Les chimistes comprirent que c’est de la liaison des faits qu’une science procède, non d’une
construction analogue à celle de Descartes.
Ainsi dès 1718, de grands savants comme D'Alembert, Euler et les grands chimistes comme
les quatre que nous avons cités, influencés profondément par "l’optique" et les "Principes" de
Newton, vont peu à peu bouleverser le développement historique de la chimie.
Les premières tables d’affinité chimique : les tables de Geoffroy.
En 1718, Geoffroy, professeur de chimie au jardin du roi, membre de l’Académie
Royale des Sciences, présente une table des différents rapports observés entre les substances.
Table qui suit le modèle proposé par Newton dans la question 31, où Geoffroy classe
minutieusement les rapports-affinités entre un grand nombre de métaux, de sels, d’acides . . .
suivant leurs attractions, leurs déplacements, leurs combinaisons et leurs dissociations. (cf.
annexe) Geoffroy ne fit cependant pas d’éloges de Newton, et remplaça le terme "attraction"
par "rapport" car les attractions newtoniennes paraissaient encore suspectes à l’Académie
Française des Sciences, composée en majorité de cartésiens.
Tentative d'explication des réactions chimiques
Boerhaave et les affinités
L’influence de Newton sur le développement de la chimie est à son apogée en 1724.

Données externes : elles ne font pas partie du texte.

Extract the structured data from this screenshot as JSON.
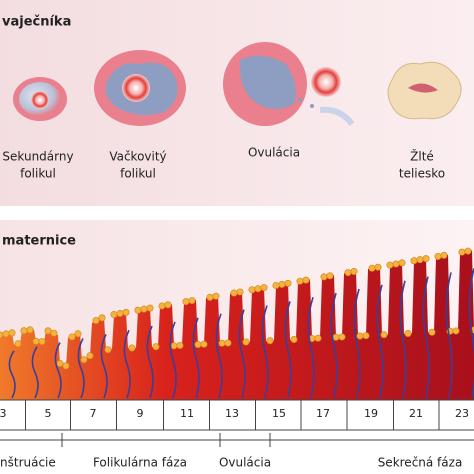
{
  "ovary": {
    "title": "vaječníka",
    "stages": [
      {
        "label": [
          "Sekundárny",
          "folikul"
        ]
      },
      {
        "label": [
          "Vačkovitý",
          "folikul"
        ]
      },
      {
        "label": [
          "Ovulácia"
        ]
      },
      {
        "label": [
          "Žlté",
          "teliesko"
        ]
      }
    ]
  },
  "uterus": {
    "title": "maternice",
    "days": [
      3,
      5,
      7,
      9,
      11,
      13,
      15,
      17,
      19,
      21,
      23
    ],
    "phases": [
      "nštruácie",
      "Folikulárna fáza",
      "Ovulácia",
      "Sekrečná fáza"
    ]
  }
}
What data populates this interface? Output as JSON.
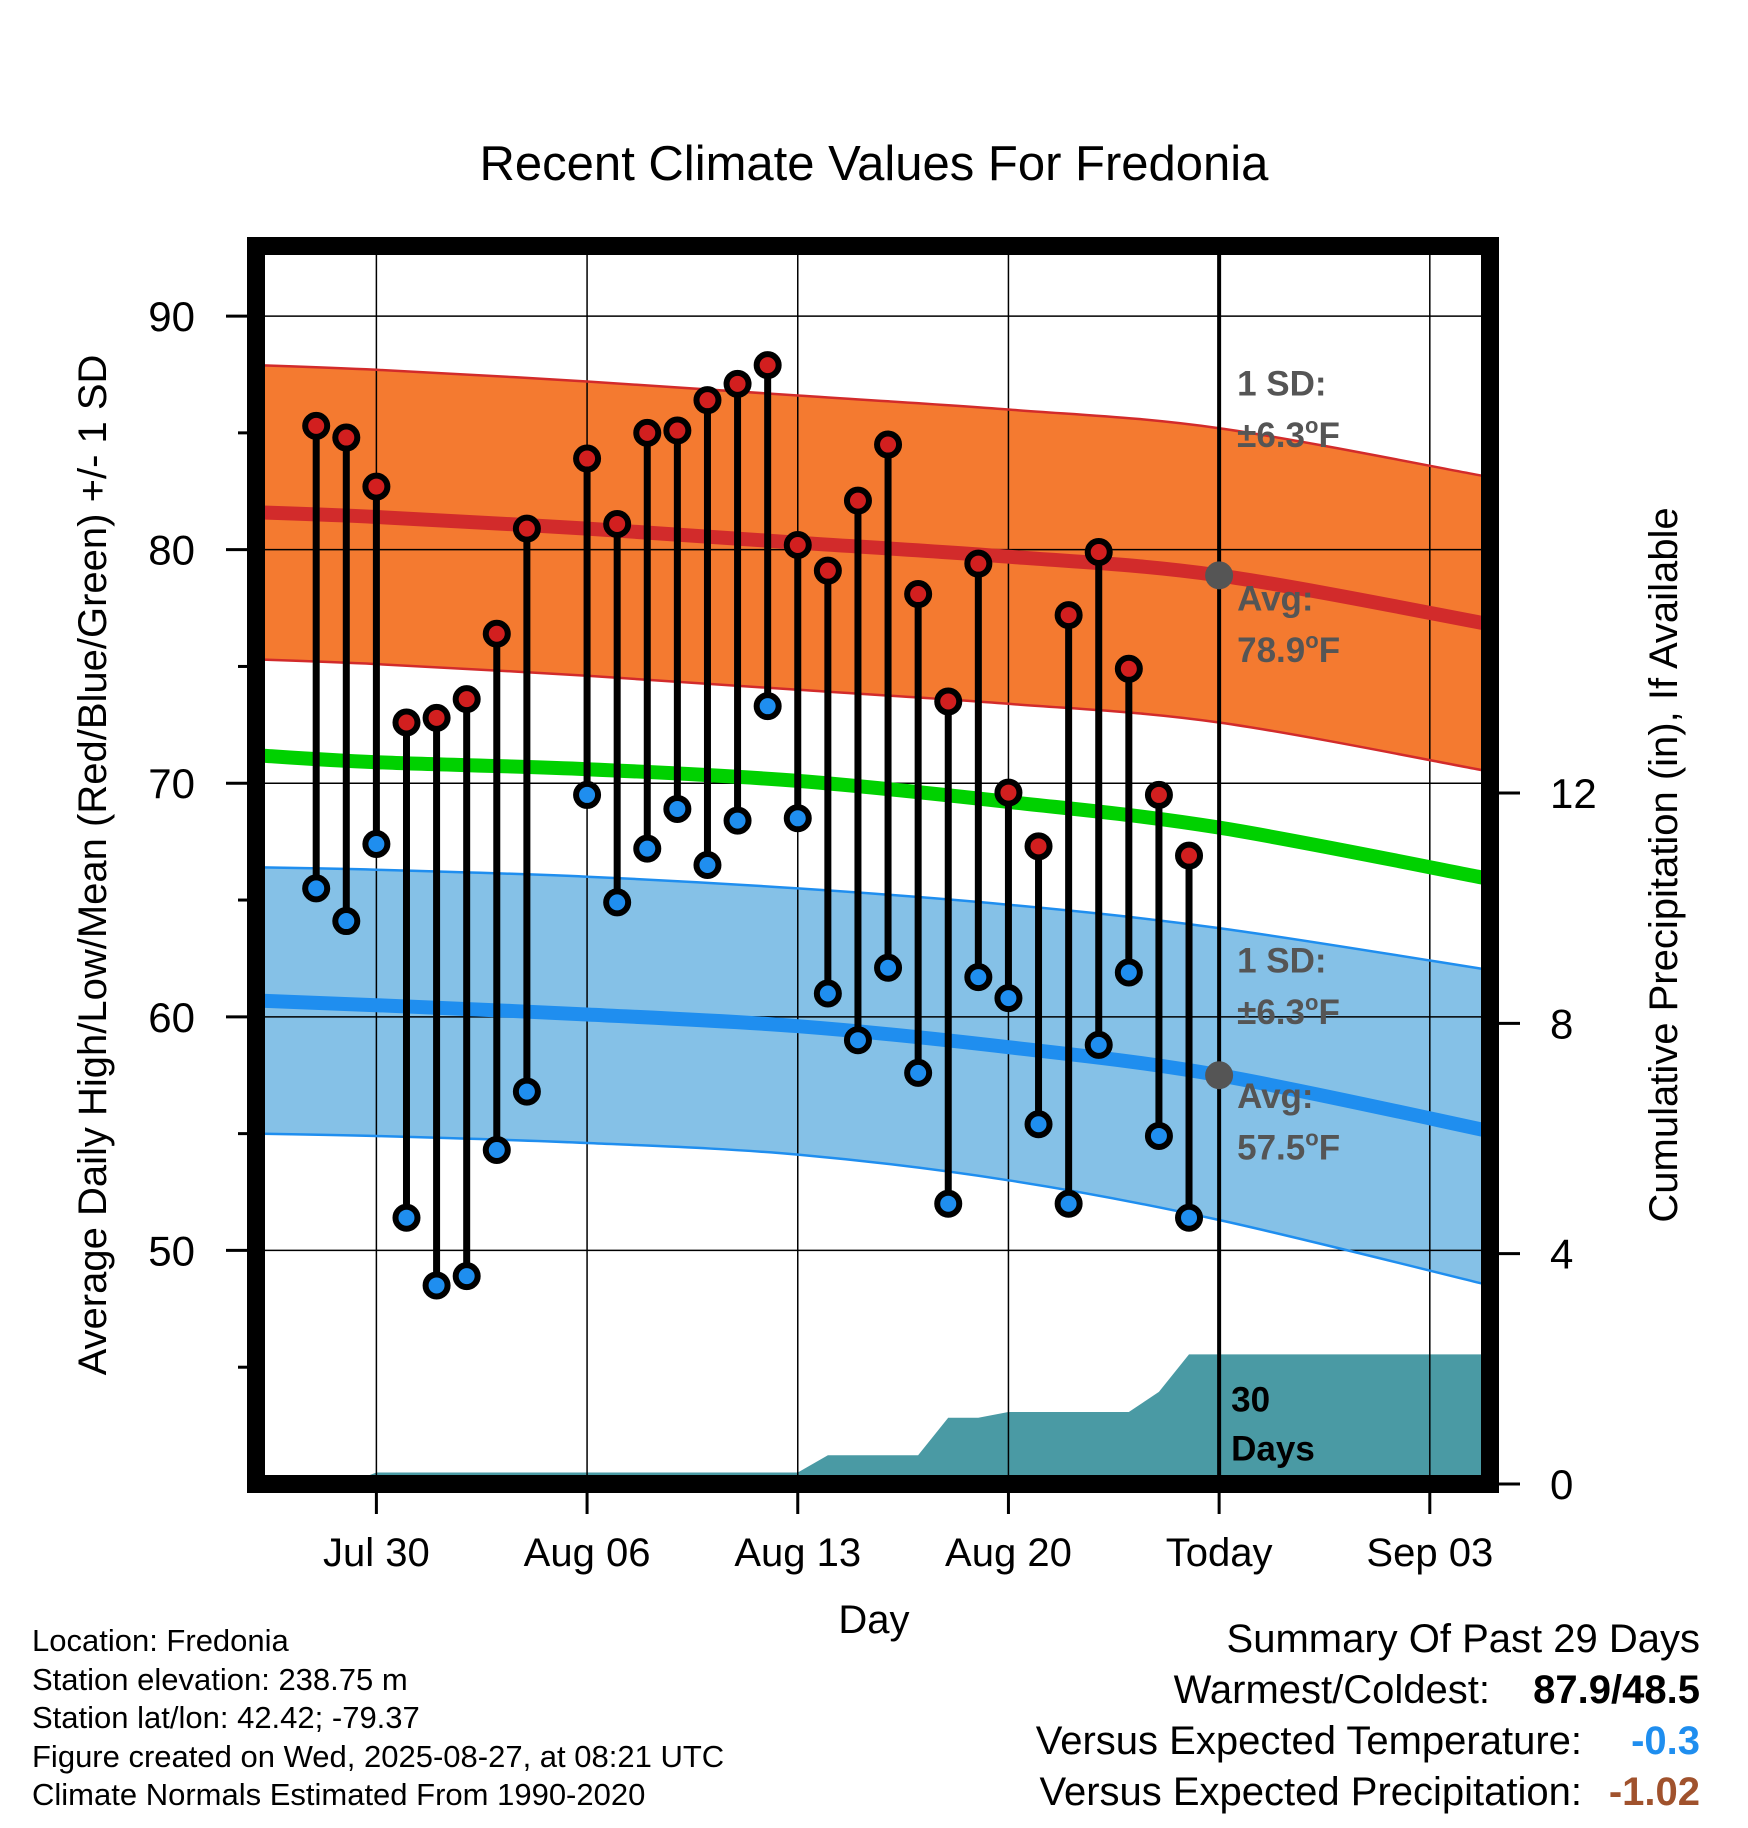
{
  "chart_data": {
    "type": "line",
    "title": "Recent Climate Values For Fredonia",
    "xlabel": "Day",
    "ylabel": "Average Daily High/Low/Mean (Red/Blue/Green) +/- 1 SD",
    "y2label": "Cumulative Precipitation (in), If Available",
    "ylim": [
      40,
      93
    ],
    "y2lim": [
      0,
      21.5
    ],
    "y_ticks": [
      "50",
      "60",
      "70",
      "80",
      "90"
    ],
    "y2_ticks": [
      "0",
      "4",
      "8",
      "12"
    ],
    "x_ticks": [
      "Jul 30",
      "Aug 06",
      "Aug 13",
      "Aug 20",
      "Today",
      "Sep 03"
    ],
    "x_range_days": [
      "Jul 26",
      "Sep 05"
    ],
    "today": "Aug 27",
    "grid": true,
    "colors": {
      "high_band": "#f47a30",
      "high_avg": "#d22b2b",
      "low_band": "#85c1e7",
      "low_avg": "#1f8eef",
      "mean": "#00d100",
      "precip": "#4a9aa4",
      "high_marker": "#d21f1f",
      "low_marker": "#1f8eef",
      "warm_value": "#1f8eef",
      "precip_value": "#a0522d",
      "annotation_text": "#555555"
    },
    "normals": {
      "days": [
        "Jul 26",
        "Jul 30",
        "Aug 06",
        "Aug 13",
        "Aug 20",
        "Aug 27",
        "Sep 05"
      ],
      "high_avg": [
        81.6,
        81.4,
        80.9,
        80.3,
        79.7,
        78.9,
        76.8
      ],
      "low_avg": [
        60.7,
        60.5,
        60.1,
        59.6,
        58.7,
        57.5,
        55.1
      ],
      "mean": [
        71.2,
        70.9,
        70.6,
        70.1,
        69.2,
        68.1,
        65.9
      ],
      "sd": 6.3,
      "low_sd_upper": [
        66.4,
        66.3,
        66.0,
        65.5,
        64.8,
        63.8,
        62.0
      ],
      "low_sd_lower": [
        55.0,
        54.9,
        54.6,
        54.1,
        53.0,
        51.3,
        48.5
      ]
    },
    "daily": {
      "days": [
        "Jul 28",
        "Jul 29",
        "Jul 30",
        "Jul 31",
        "Aug 01",
        "Aug 02",
        "Aug 03",
        "Aug 04",
        "Aug 06",
        "Aug 07",
        "Aug 08",
        "Aug 09",
        "Aug 10",
        "Aug 11",
        "Aug 12",
        "Aug 13",
        "Aug 14",
        "Aug 15",
        "Aug 16",
        "Aug 17",
        "Aug 18",
        "Aug 19",
        "Aug 20",
        "Aug 21",
        "Aug 22",
        "Aug 23",
        "Aug 24",
        "Aug 25",
        "Aug 26"
      ],
      "high": [
        85.3,
        84.8,
        82.7,
        72.6,
        72.8,
        73.6,
        76.4,
        80.9,
        83.9,
        81.1,
        85.0,
        85.1,
        86.4,
        87.1,
        87.9,
        80.2,
        79.1,
        82.1,
        84.5,
        78.1,
        73.5,
        79.4,
        69.6,
        67.3,
        77.2,
        79.9,
        74.9,
        69.5,
        66.9
      ],
      "low": [
        65.5,
        64.1,
        67.4,
        51.4,
        48.5,
        48.9,
        54.3,
        56.8,
        69.5,
        64.9,
        67.2,
        68.9,
        66.5,
        68.4,
        73.3,
        68.5,
        61.0,
        59.0,
        62.1,
        57.6,
        52.0,
        61.7,
        60.8,
        55.4,
        52.0,
        58.8,
        61.9,
        54.9,
        51.4
      ]
    },
    "precip": {
      "days": [
        "Jul 26",
        "Jul 29",
        "Jul 30",
        "Aug 13",
        "Aug 14",
        "Aug 17",
        "Aug 18",
        "Aug 19",
        "Aug 20",
        "Aug 24",
        "Aug 25",
        "Aug 26",
        "Sep 05"
      ],
      "values": [
        0.0,
        0.0,
        0.2,
        0.2,
        0.5,
        0.5,
        1.15,
        1.15,
        1.25,
        1.25,
        1.6,
        2.25,
        2.25
      ]
    }
  },
  "annotations": {
    "high_sd_line1": "1 SD:",
    "high_sd_line2": "±6.3",
    "high_avg_line1": "Avg:",
    "high_avg_line2": "78.9",
    "low_sd_line1": "1 SD:",
    "low_sd_line2": "±6.3",
    "low_avg_line1": "Avg:",
    "low_avg_line2": "57.5",
    "degree": "o",
    "unit": "F",
    "precip_line1": "30",
    "precip_line2": "Days"
  },
  "info": {
    "location": "Location: Fredonia",
    "elevation": "Station elevation: 238.75 m",
    "latlon": "Station lat/lon: 42.42; -79.37",
    "created": "Figure created on Wed, 2025-08-27, at 08:21 UTC",
    "normals": "Climate Normals Estimated From 1990-2020"
  },
  "summary": {
    "title": "Summary Of Past 29 Days",
    "warm_label": "Warmest/Coldest:",
    "warm_value": "87.9/48.5",
    "temp_label": "Versus Expected Temperature:",
    "temp_value": "-0.3",
    "precip_label": "Versus Expected Precipitation:",
    "precip_value": "-1.02"
  }
}
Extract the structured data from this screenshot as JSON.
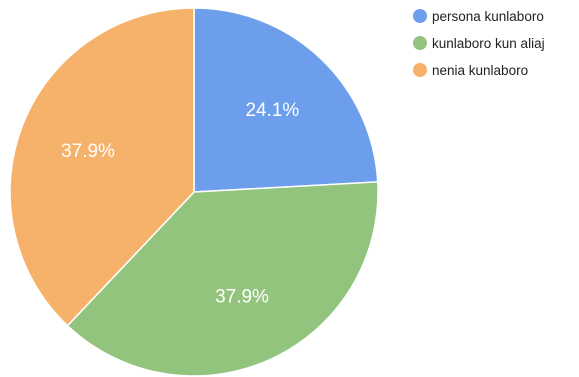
{
  "chart_data": {
    "type": "pie",
    "slices": [
      {
        "name": "persona kunlaboro",
        "value": 24.1,
        "label": "24.1%",
        "color": "#6d9eeb"
      },
      {
        "name": "kunlaboro kun aliaj",
        "value": 37.9,
        "label": "37.9%",
        "color": "#93c47d"
      },
      {
        "name": "nenia kunlaboro",
        "value": 37.9,
        "label": "37.9%",
        "color": "#f6b26b"
      }
    ],
    "start": "top",
    "direction": "clockwise",
    "legend_position": "top-right"
  }
}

Date où un grand savant hollandais va prendre ouvertement position pour lui. Hermann
Boerhaave (1668-1738), chimiste et enseignant renommé, avait pour seul souci celui de
vérité. Dans ce souci il développa une doctrine chimique en s’inspirant de la théorie
newtonienne. Son cours : Les "Elementa Chemiae" parut en plus de 25 éditions en diverses
langues et attira les étudiants et les chimistes de l’Europe entière. La théorie des affinités
connut donc un grand essor grâce à Boerhaave qui la répandit au nom de la vérité en chimie.
Pourtant, ce dernier, s'il travaille sur la voie de Newton ne veut pas aller plus loin.
Il est clair à ce sujet : On se trompera si l'on attribue aux pouvoirs mécaniques une efficacité
plus grande que celle que l'auteur de la nature a trouvé à propos de lui accorder. Ce pouvoir a
des bornes au-delà desquelles il ne faut pas aller si l'on veut s'en servir pour expliquer les
opérations de la chimie."
La doctrine de Stahl éclipse la théorie corpusculaire
La chimie s'engage, pour quelques cennies, pendant la deuxième moitié du 18ème
siècle, sur la voie de la doctrine phlogistique. La théorie corpusculaire, qui sera utilisée de
façon générale, continue à imprégner toute la chimie. De ce fait, ce n'est plus une théorie
dominante. Elle est, en quelque sorte, en position d'attente.
Stahl reprit quelques années plus tard les idées d’agrégats de Newton. Il distingue la
notion de mixtion et d’agrégation. Un corps homogène est formé par l’agrégation d’un grand
nombre d’atomes, ce qui correspond à nos molécules. Un corps hétérogène quant à lui est
formé par la mixtion de plusieurs corps, ce qui correspond à notre notion de mélange ou
d’alliage pour les métaux.
Stahl cherchait à donner à la chimie une dignité supérieure à celle d'une science
expérimentale, son esprit était donc encore raccroché au cartésianisme. Mais il se refuse à
admettre l'explication purement mécanique des actions. Il renvoie les attractions
newtoniennes parmi les agents mécaniques qui expliquent l'agrégation.
En instaurant la doctrine phlogistique, il synthétise les vues des partisans de Newton et des
adeptes de la conception élémentale de la matière qui y retrouvent la tradition : c'est ce qui va
faire son succès.
Avec l'affirmation du principe de feu censé être présent dans les métaux et s'en évaporer au
moment de leur combustion, on a pu voir un retour aux théories alchimiques.
Inspirée de cette doctrine, la chimie pneumatique illustrée par Black (1728-1799), Priestley
1733-1804), Cavendish (1731-1810), Scheele (1742-1786) n'a que peu de rapport avec la
philosophie hermétique. Pour ces chimistes anglais et écossais, la priorité reste la
confirmation des thèses avancées dans la question 31.